Unless doctors are culturing the bug to see what it is, they may never
find
out, Brown said.

"They need to find out if they all have the same bug," Brown said.
"They're
going to have to try harder to make a microbiological diagnosis of what
germ
is causing this. . . They may not even be looking."

Health officials from Lee County, where the affected fisherman are
based,
said they investigate any of more than 70 communicable diseases and any
odd
health-related occurrence.

"We need to gather a lot of information," said Dr.
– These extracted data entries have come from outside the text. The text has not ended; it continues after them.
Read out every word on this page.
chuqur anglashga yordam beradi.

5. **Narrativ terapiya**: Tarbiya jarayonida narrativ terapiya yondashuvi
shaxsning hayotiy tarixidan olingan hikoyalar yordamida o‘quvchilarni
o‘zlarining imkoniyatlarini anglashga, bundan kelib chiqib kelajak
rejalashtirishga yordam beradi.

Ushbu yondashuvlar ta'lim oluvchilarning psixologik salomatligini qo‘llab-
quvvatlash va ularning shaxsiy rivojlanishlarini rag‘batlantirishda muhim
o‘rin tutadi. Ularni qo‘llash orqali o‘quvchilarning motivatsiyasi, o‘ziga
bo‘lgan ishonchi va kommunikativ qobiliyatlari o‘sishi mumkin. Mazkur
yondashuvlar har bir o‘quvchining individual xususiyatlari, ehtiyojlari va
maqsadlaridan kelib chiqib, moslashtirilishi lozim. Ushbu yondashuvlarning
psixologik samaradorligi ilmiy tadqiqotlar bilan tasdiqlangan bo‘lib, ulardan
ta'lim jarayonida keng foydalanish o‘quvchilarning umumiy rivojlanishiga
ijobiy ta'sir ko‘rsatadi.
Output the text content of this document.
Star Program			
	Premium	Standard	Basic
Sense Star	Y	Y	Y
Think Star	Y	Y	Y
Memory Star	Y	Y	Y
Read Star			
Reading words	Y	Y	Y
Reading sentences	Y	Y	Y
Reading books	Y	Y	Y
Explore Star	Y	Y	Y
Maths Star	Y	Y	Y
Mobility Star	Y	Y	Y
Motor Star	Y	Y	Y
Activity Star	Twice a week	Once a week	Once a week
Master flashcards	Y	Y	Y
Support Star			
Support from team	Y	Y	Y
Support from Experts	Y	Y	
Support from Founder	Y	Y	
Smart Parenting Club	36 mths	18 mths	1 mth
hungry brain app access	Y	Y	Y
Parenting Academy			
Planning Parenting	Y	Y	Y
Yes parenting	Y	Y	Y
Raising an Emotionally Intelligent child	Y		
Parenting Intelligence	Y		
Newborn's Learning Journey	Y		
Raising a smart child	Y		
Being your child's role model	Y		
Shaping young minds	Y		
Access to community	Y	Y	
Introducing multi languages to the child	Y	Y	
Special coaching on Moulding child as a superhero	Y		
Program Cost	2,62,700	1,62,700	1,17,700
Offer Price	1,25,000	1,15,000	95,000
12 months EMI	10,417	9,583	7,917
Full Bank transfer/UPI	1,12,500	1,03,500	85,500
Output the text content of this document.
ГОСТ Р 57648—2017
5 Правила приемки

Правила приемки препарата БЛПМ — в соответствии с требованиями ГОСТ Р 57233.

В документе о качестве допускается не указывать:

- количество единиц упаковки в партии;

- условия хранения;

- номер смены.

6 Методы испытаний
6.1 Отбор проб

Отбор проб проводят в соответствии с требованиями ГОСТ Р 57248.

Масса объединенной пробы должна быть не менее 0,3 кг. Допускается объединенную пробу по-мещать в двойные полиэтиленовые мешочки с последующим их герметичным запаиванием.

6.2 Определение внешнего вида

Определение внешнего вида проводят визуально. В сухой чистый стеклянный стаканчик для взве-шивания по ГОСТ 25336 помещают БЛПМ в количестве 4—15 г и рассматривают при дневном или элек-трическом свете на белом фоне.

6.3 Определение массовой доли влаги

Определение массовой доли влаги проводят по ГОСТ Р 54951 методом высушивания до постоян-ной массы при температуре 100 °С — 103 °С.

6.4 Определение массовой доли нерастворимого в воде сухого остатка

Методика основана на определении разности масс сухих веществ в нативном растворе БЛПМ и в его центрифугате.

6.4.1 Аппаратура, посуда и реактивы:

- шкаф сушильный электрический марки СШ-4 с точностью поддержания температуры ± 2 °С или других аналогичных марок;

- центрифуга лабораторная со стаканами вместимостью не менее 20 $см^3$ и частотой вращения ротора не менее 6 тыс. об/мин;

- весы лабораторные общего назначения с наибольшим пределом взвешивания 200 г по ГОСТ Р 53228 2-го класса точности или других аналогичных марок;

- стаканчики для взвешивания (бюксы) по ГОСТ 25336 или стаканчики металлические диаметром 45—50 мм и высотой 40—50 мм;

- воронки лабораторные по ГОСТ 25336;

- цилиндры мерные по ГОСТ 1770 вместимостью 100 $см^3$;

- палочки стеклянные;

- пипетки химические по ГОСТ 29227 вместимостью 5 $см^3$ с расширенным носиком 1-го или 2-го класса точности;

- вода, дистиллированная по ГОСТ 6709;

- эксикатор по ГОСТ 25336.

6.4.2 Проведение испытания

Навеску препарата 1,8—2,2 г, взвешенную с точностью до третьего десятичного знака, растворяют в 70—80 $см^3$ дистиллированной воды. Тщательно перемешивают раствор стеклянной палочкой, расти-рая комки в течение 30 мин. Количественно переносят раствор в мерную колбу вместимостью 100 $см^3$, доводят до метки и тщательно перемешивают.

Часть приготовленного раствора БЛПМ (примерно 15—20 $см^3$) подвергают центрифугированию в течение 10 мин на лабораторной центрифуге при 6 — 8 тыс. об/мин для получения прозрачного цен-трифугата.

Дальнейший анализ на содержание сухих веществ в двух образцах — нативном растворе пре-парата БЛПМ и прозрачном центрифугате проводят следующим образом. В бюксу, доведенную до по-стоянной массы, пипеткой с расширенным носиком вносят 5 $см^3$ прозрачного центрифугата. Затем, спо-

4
Judith Hartner,
director
of the Lee County Health Department. "The first step is somebody needs
to
report it."

Three doctors who've seen the affected men said they didn't culture the
organism that caused the infection.

Brown said the symptoms of the infection - the swelling, fast pace and
flesh-destroying nature as reported by the fishermen - sounds like
Vibrio
vulnificus, a common seagoing organism. However, he didn't speculate on
why
or if it might be on the rise among fishermen.

According to a Johns Hopkins University Web site, the bug frequents
areas
where the water temperature remains high throughout the year and are
most
abundant in summer. The infection progresses at a rapid pace and can be
fatal.

Hartner said her agency needs to answer a number of questions before
deciding if the infections warrant investigation.

"Do the fishermen think it's unusual?" she asked. "If we do an
investigation
and we find out the cause, is there anything we can do to prevent it? We
don't know that it's on the rise. It could be coincidence."